“他算什么东西。”白濯轻嗤一声,“陆屿,你是因为一个临时标记而让你这么在意,还是因为想回去。”
原本听到维拉不算什么的陆屿,在白濯看不清的角度,眼神瞬间亮了,可接下来他的话,又让陆屿不乐意了。

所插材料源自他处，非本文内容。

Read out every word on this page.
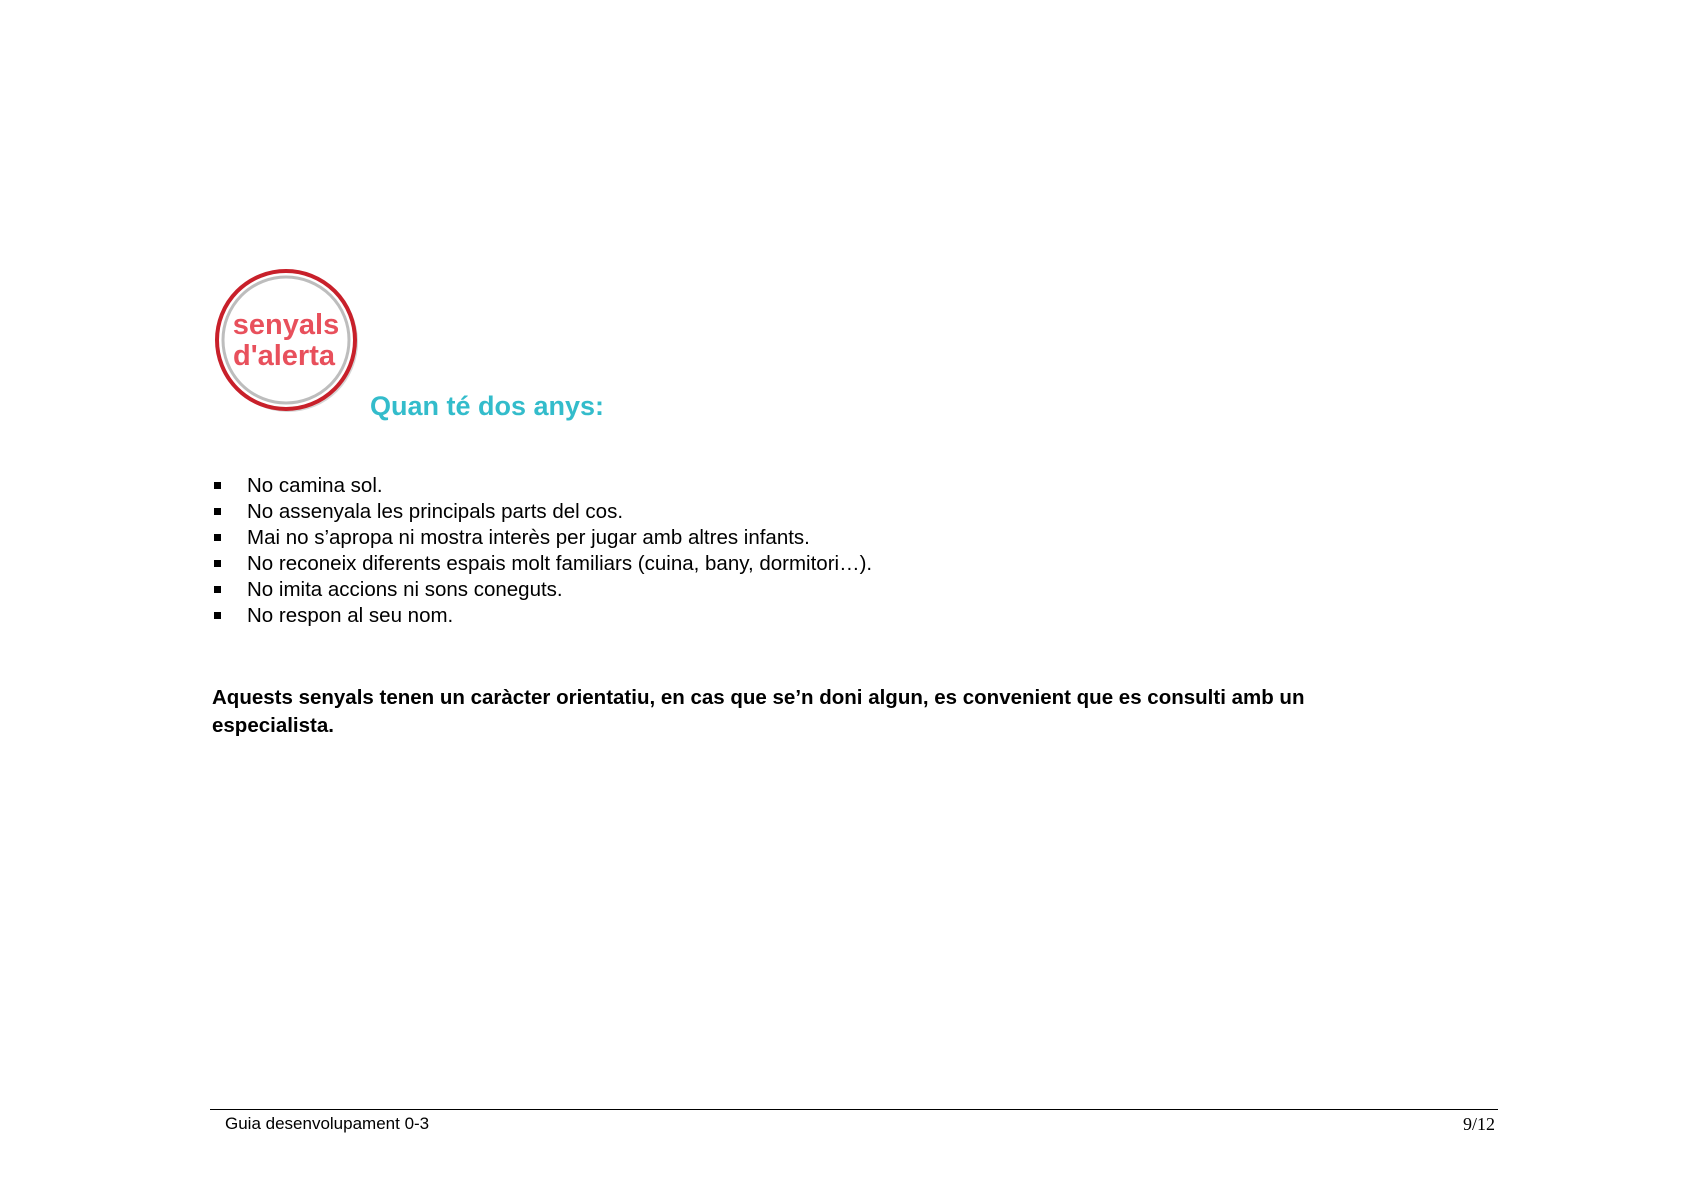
senyals
d'alerta
Quan té dos anys:
No camina sol.
No assenyala les principals parts del cos.
Mai no s’apropa ni mostra interès per jugar amb altres infants.
No reconeix diferents espais molt familiars (cuina, bany, dormitori…).
No imita accions ni sons coneguts.
No respon al seu nom.
Aquests senyals tenen un caràcter orientatiu, en cas que se’n doni algun, es convenient que es consulti amb un especialista.
Guia desenvolupament 0-3	9/12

陆屿没有抬头,本就发胀的大脑更加沸腾,他的声音很闷,还带着几分示弱,“我下次不会把你咬疼了。”
白濯瞥向地上的陆屿,听到他的话,白濯原本皱巴巴甩在手心的的手套,被突然攥在了手心里。
而那个人还在喋喋不休,“我下次一定控制住我自己。”
谁要他不会这个……
“停。”白濯迅速开口,试图撇清两个人的关系,“当时我只是需要你的信息素压制一下,事急从权,我不需要负责。”
“你不负责吗?”陆屿看着他,目光诚恳,表情表现出些许的委屈。
别让他丢下你,他明明已经把你捡回去了。
陆屿的视线一片空白,空白到仿佛只有一个白濯。
白濯笑了,手套轻轻拍在他的脸上:“是我不需要你对我负责。”
“为什么?”
“哪有那么多为什么。”白濯实在不清楚他的脑回路,“只是个应急行为。”
“只是因为情况危险,所以需要我的标|记吗?”陆屿不懂了。
白濯:“是。”
陆屿想起刚见面时他一身军装的样子,他应该经常上战场,那,“你也会让别人标|记你吗?”
会让别人脱掉你的衣服,咬你的腺体吗?
如果是这样,是不是如果不是临时的标记,以后你就不需要别人了。
陆屿的牙齿疯狂作痒,他抬起头,从白濯的脸,到他的喉咙,一直咬到他的后颈上。
不需要别人,那他就不会被抛弃了……
那他就是他一个人的了。
链子不好,一挣就断,他得用别的方法,让白濯永远不会离开他。
对,一定还有别的方法。
标记吗?
如果不是临时标记……
“啪——”陆屿怔愣了一下,他看向一巴掌就把他的眼神拍得清澈的白濯,满是疑惑。
“清醒了?”白濯问。
方才血液上涌的感觉瞬间偃旗息鼓,陆屿捂着脑袋,又恢复了往日的柔顺。
只是刚刚的念头让清醒的陆屿顿生惊慌:他刚刚在想什么,他怎么会要标记白濯!
“临时标记只是一个意外,一个可以忘记的意外。”白濯看着他的眼神从先前的偏执、阴恻,终于又恢复了清明,知道他刚刚应该是深陷了信息素的梦魇里。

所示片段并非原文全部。